That’s the name of a campaign that Royal Philips Electronics began a few years back to require that any product designed by the company had to have the end user in mind and be easy to experience. The tension between simplicity and complexity is one with which our profession is familiar. By their very nature research libraries can present complexity for their users. That complexity is no doubt behind the familiar “the library intimidates me” refrain often heard from the inexperienced college student. In an age when the quality of an information-seeking experience is judged against Google’s simplicity it’s critical to recognize that there has to be a balance between “more features, more functions, more power – and the demand that it be easy to use.” That quote comes from the article that inspires me to continue what will likely be an ongoing thread here at ACRLlog – “Good experience vs. Google experience,” which attempts to encapsulate a debate within academic librarianship about what it will take to both prevent marginalization and bring the user back to the library’s higher quality research content. Titled “The Beauty of Simplicity” from the November 2005 issue of Fast Company, it discusses what several companies, including Google, are doing to make simplicity the new competitive advantage.

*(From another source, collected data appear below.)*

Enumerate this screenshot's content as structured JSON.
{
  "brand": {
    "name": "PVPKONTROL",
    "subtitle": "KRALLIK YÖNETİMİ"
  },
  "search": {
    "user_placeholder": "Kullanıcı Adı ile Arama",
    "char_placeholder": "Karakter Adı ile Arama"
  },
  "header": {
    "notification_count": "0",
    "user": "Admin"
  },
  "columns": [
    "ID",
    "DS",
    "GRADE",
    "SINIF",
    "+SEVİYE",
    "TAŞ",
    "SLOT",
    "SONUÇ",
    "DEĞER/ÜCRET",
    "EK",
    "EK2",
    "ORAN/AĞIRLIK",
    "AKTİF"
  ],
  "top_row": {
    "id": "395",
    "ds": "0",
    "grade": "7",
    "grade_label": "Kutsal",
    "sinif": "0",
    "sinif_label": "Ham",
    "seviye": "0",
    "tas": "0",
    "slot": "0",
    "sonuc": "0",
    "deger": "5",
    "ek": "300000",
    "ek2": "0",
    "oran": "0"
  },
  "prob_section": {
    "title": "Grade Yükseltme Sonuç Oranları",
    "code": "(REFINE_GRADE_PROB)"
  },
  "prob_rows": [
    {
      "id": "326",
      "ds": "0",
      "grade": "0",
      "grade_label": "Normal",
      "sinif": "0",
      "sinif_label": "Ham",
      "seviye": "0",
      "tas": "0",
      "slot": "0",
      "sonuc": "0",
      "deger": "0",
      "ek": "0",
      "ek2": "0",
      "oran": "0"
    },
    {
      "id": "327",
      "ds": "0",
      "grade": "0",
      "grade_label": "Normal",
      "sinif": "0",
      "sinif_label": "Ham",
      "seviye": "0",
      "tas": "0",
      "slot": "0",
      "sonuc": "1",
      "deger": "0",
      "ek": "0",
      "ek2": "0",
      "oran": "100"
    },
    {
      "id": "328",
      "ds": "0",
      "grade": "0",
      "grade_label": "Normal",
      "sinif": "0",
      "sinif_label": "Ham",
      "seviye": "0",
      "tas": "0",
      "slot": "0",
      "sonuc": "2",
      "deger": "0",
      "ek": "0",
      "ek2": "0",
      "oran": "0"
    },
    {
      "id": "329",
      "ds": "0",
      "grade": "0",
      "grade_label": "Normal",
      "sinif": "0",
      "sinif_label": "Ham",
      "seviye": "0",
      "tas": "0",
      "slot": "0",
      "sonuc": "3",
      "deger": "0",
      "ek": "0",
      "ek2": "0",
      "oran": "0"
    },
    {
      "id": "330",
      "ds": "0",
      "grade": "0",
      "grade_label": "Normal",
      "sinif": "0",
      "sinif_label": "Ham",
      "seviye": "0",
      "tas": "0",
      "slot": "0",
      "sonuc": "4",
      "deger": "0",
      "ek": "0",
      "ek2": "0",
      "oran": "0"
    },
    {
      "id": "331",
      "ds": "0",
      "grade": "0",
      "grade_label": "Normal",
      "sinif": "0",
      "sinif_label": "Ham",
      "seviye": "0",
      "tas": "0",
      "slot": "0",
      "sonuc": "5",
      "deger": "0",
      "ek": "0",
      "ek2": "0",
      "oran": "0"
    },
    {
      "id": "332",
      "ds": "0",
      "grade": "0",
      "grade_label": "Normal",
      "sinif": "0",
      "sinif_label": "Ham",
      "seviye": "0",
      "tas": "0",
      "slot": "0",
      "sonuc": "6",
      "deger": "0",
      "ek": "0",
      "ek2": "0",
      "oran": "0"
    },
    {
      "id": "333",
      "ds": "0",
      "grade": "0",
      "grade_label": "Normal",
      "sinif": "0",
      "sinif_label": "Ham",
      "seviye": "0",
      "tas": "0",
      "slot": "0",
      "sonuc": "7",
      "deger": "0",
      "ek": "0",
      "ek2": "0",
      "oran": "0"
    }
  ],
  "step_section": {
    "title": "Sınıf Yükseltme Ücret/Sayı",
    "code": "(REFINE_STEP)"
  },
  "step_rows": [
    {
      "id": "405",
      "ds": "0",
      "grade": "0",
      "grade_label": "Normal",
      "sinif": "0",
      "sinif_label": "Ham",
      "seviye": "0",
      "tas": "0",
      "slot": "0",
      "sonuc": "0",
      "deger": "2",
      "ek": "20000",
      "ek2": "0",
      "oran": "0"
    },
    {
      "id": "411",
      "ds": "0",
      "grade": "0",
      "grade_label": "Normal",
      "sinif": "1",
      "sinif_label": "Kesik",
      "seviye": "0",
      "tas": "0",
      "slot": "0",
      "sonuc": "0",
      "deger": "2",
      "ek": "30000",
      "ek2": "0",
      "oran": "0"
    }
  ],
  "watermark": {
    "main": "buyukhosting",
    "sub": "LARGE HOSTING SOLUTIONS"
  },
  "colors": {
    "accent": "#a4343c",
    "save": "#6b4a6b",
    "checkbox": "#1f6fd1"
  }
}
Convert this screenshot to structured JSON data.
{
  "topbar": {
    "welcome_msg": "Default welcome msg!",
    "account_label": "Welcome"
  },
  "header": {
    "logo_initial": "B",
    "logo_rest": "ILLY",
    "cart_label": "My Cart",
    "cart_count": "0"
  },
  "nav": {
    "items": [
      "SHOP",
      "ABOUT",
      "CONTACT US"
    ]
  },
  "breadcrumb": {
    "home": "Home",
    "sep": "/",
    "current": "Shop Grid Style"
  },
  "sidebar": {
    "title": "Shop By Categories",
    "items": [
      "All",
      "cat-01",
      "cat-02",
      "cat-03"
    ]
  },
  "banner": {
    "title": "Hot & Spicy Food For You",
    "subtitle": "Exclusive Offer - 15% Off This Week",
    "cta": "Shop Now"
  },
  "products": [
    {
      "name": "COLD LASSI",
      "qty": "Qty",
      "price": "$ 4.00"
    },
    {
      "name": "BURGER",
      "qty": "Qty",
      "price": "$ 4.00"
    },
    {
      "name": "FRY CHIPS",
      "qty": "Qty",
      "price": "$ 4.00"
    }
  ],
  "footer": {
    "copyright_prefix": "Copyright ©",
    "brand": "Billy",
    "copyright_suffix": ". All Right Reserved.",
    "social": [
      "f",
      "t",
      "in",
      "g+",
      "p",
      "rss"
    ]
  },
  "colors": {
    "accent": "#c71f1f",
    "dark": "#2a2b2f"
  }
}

For academic librarians this is a quandary with no simple solutions. In some ways we are in the middle. The products we provide the gateway to for our user communities are designed by external providers. Though they create advisory boards that seek our imput I’m not sure how much good that does because librarians have no training in design. How do we know what makes a database interface simple to use? While our profession has actively researched web usability, creating simplicity within a database that needs a fair amount of sophistication goes way beyond figuring out that a “Find Articles” link is easy for end users to grasp. We might even debate that making library databases simple isn’t in the best interests of our end users, and that our objective should be to invest in user education programming (e.g., information literacy) that will enable them to make effective use of the research library. Should our thinking about simplicity vs. complexity be influenced by the fact that students are at our institutions to learn, and learning to use library databases, even if they present some complexity, is part of that process.
At the end of the podcast with George Needham that was mentioned in ACRLog last week, he relates an anecdote in which a colleague states that “convenience trumphs quality every time.” How much attention must we pay to that line of thinking? In light of the OCLC “Perceptions” report perhaps we ought to make “sense and simplicity” more central to our information resources, and whatever else we might be designing for our user communities. While “sense and simplicity” may strike you as one of those “easier said than done” platititudes, providing high quality resources and services will do us no good if we can’t get anyone to use them.